Currently, doctors insert a catheter, or flexible tube, through a vein or artery in the groin and thread it up to the heart. They view the heart tissue and perform the ablation with an X-Ray of the heart, which provides only a very hazy image of the organ. 

The images from an MRI would show far more details.

If collaborators from Case Western Reserve School of Medicine and University of Michigan are successful, a doctor watching the patient through a mixed-reality headset would someday be able to better visualize the soft tissue of the heart and “simply point and click” to the precise spot on the heart and watch the robotic “arm” inside the heart do the work.  

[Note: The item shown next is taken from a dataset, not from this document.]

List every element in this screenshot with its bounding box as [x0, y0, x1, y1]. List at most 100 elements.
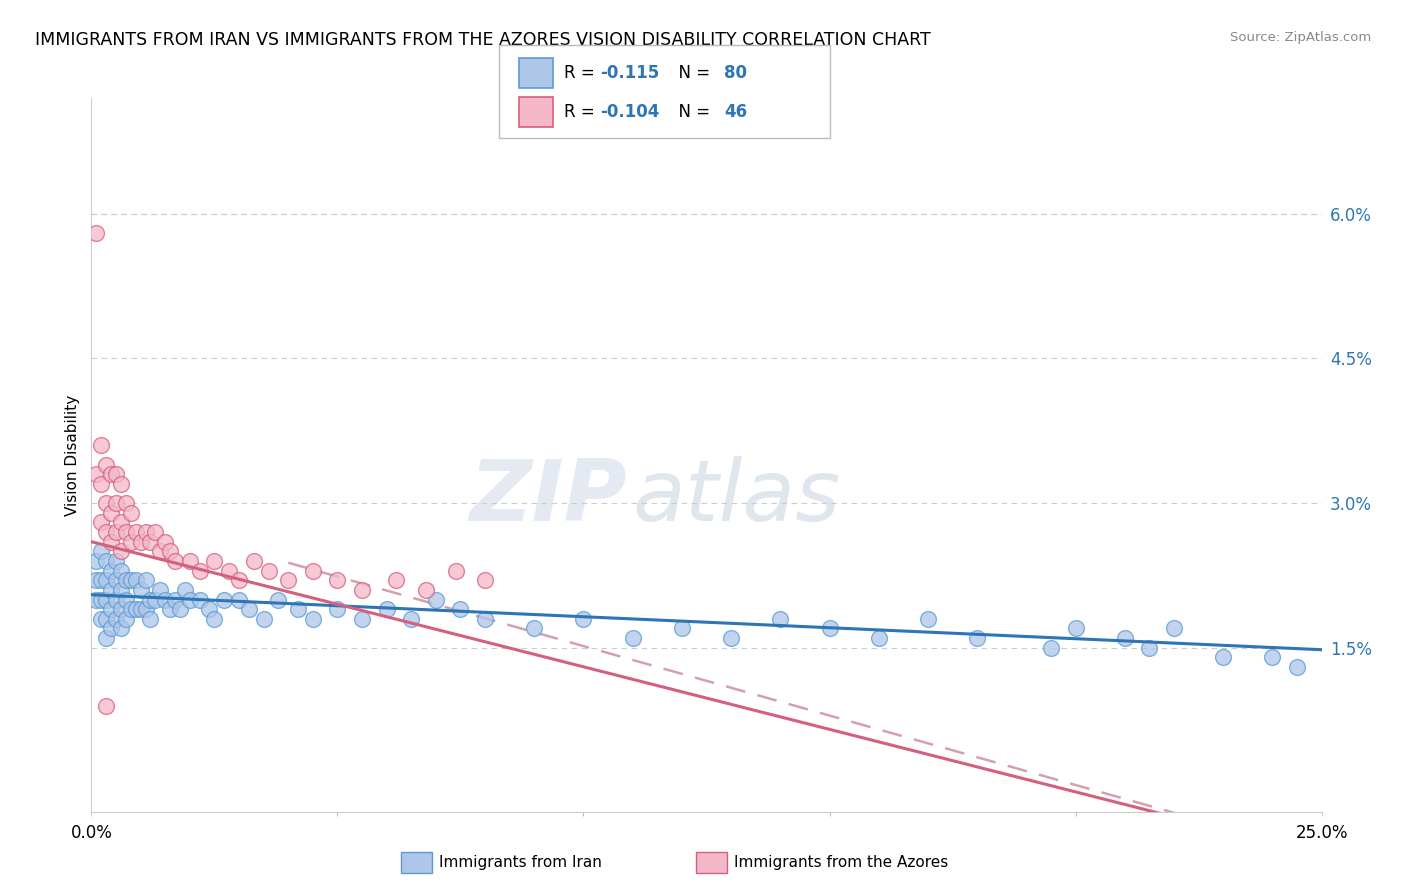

Lead researcher M. Cenk Cavusoglu, professor of electrical engineering and director of the Medical Robotics and Computer Integrated Surgery (MeRCIS) Lab at the Case School of Engineering (CSE), says the goal is to increase the effectiveness of the treatment—meaning that it corrects the arrhythmia without recurrence—from the current level of between 50 to 70%, to more than 90%.

“This is the gold standard for visualizing the organ compared to an X-Ray, where the heart looks like a big blob,” Cavusoglu said. “In an MRI, a physician can see with crystal clarity and do a targeted hit.”

The team, led by Cavusoglu, received a four-year, $2.7 million National Institutes of Health (NIH) grant for the project.

“This would be the first in the heart, real-time imaging, robotic catheter,” Cavusoglu said. “Others are doing image-guided biopsies inside the MRI, but this would be a first for a heart procedure.”

For now, the team is working on developing and integrating the various technologies to validate the developed system by the end of the NIH grant, Cavusoglu said, “so that everything will be in place for human trials.”